WASHINGTON, D.C. — There is a growing concern here that furloughing of air traffic controllers by the FAA is a political move by the Obama administration to put the spotlight on sequestration and get Congress to take action to eliminate it. Members of Congress and most aviation groups, however, don’t seem to be buying that.
Most of the impact is being felt by the airlines, which is gaining heavy media coverage.
Members of Congress are ratcheting up their displeasure. Speaking on the floor of the Senate, Sen. Mitch McConnell (R-Ky) said: “If for some reason the president or the FAA doesn’t believe they have the flexibility to address this issue, they should ask Congress for the flexibility they need.”
Members of the House Committee on Transportation and Infrastructure issued a statement charging the FAA with choosing a “very public and painful way to implement sequestration.” The statement declared the FAA has stated it has flexibility to reduce costs in other ways.
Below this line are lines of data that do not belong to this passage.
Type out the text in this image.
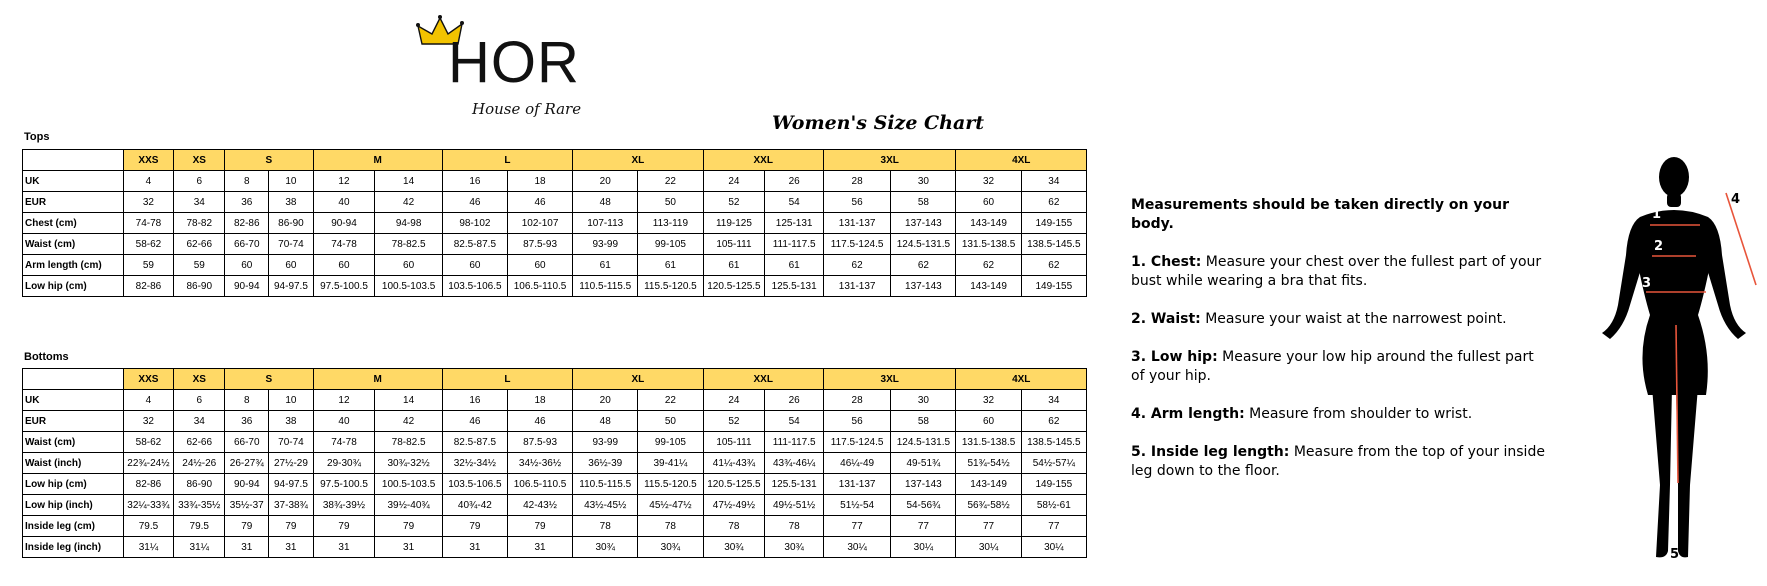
HOR
House of Rare
Women's Size Chart
Tops
	XXS	XS	S		M		L		XL		XXL		3XL		4XL	
UK	4	6	8	10	12	14	16	18	20	22	24	26	28	30	32	34
EUR	32	34	36	38	40	42	46	46	48	50	52	54	56	58	60	62
Chest (cm)	74-78	78-82	82-86	86-90	90-94	94-98	98-102	102-107	107-113	113-119	119-125	125-131	131-137	137-143	143-149	149-155
Waist (cm)	58-62	62-66	66-70	70-74	74-78	78-82.5	82.5-87.5	87.5-93	93-99	99-105	105-111	111-117.5	117.5-124.5	124.5-131.5	131.5-138.5	138.5-145.5
Arm length (cm)	59	59	60	60	60	60	60	60	61	61	61	61	62	62	62	62
Low hip (cm)	82-86	86-90	90-94	94-97.5	97.5-100.5	100.5-103.5	103.5-106.5	106.5-110.5	110.5-115.5	115.5-120.5	120.5-125.5	125.5-131	131-137	137-143	143-149	149-155
Bottoms
	XXS	XS	S		M		L		XL		XXL		3XL		4XL	
UK	4	6	8	10	12	14	16	18	20	22	24	26	28	30	32	34
EUR	32	34	36	38	40	42	46	46	48	50	52	54	56	58	60	62
Waist (cm)	58-62	62-66	66-70	70-74	74-78	78-82.5	82.5-87.5	87.5-93	93-99	99-105	105-111	111-117.5	117.5-124.5	124.5-131.5	131.5-138.5	138.5-145.5
Waist (inch)	22¾-24½	24½-26	26-27¾	27½-29	29-30¾	30¾-32½	32½-34½	34½-36½	36½-39	39-41¼	41¼-43¾	43¾-46¼	46¼-49	49-51¾	51¾-54½	54½-57¼
Low hip (cm)	82-86	86-90	90-94	94-97.5	97.5-100.5	100.5-103.5	103.5-106.5	106.5-110.5	110.5-115.5	115.5-120.5	120.5-125.5	125.5-131	131-137	137-143	143-149	149-155
Low hip (inch)	32¼-33¾	33¾-35½	35½-37	37-38¾	38¾-39½	39½-40¾	40¾-42	42-43½	43½-45½	45½-47½	47½-49½	49½-51½	51½-54	54-56¾	56¾-58½	58½-61
Inside leg (cm)	79.5	79.5	79	79	79	79	79	79	78	78	78	78	77	77	77	77
Inside leg (inch)	31¼	31¼	31	31	31	31	31	31	30¾	30¾	30¾	30¾	30¼	30¼	30¼	30¼

Measurements should be taken directly on your body.

1. Chest: Measure your chest over the fullest part of your bust while wearing a bra that fits.

2. Waist: Measure your waist at the narrowest point.

3. Low hip: Measure your low hip around the fullest part of your hip.

4. Arm length: Measure from shoulder to wrist.

5. Inside leg length: Measure from the top of your inside leg down to the floor.

1
2
3
4
5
In the Senate, John D. Rockefeller (D-W.Va), chairman of the powerful committee on Commerce, Science and Transportation, and Ranking Member John Thune (R-SD), said they have received only broad responses to past inquiries about implementation plans for sequester.
In a letter sent to both FAA Administrator Michael Huerta and Transportation Secretary Ray LaHood, the elected officials noted that at a recent hearing on the subject, Huerta failed to provide detailed information about the projected effects of furloughing to the traveling public.
Representative Bill Shuster (R-Pa.), chairman of the House Committee, said the FAA’s management of sequestration is quickly going from bad to worse. He said the FAA has the flexibility to reduce costs elsewhere, such as contracts, travel, supplies, and consultants, or to apply furloughs in a manner that better protects the most critical air traffic control facilities.
He added that perhaps what is the most troubling is that the FAA has known about sequestration for almost two years and gave Congress and the airline industry less than a week’s notice about its implementation plans.
The FAA is implementing furloughs at the same rate at small airports as at major centers. For example, the House Committee notes that Waterloo Regional Airport in Iowa, which has 79 operations a day, is being treated the same as Chicago Air Route Traffic Center, which has about 8,200 operations per day.
Officials at the Aircraft Owners and Pilot Association (AOPA) report little reaction from its members, but members of the National Business Aviation Association are being affected much like the airlines.
AOPA encourages pilots to share their experiences — delays or no delays on their flight, along with the type and location of the flight — with the association to help form a better picture of the impact on GA. Pilots can send a short note via email to AOPA’s Pilot Information Center or respond via Facebook and Twitter (@AOPA) using the hashtag #ATCDelays.
Much of the NBAA membership operate jet aircraft and tend to fly mostly instrument flight rules. They monitor air traffic similar to the airlines. NBAA reports delays have been running as much as two hours in the New York-Washington area and more than an hour in other locations.
Both GA associations are looking ahead to June 15, the date FAA has said it will close 149 contract airport towers. The combination of furloughs and closures could have an adverse effect on all general aviation.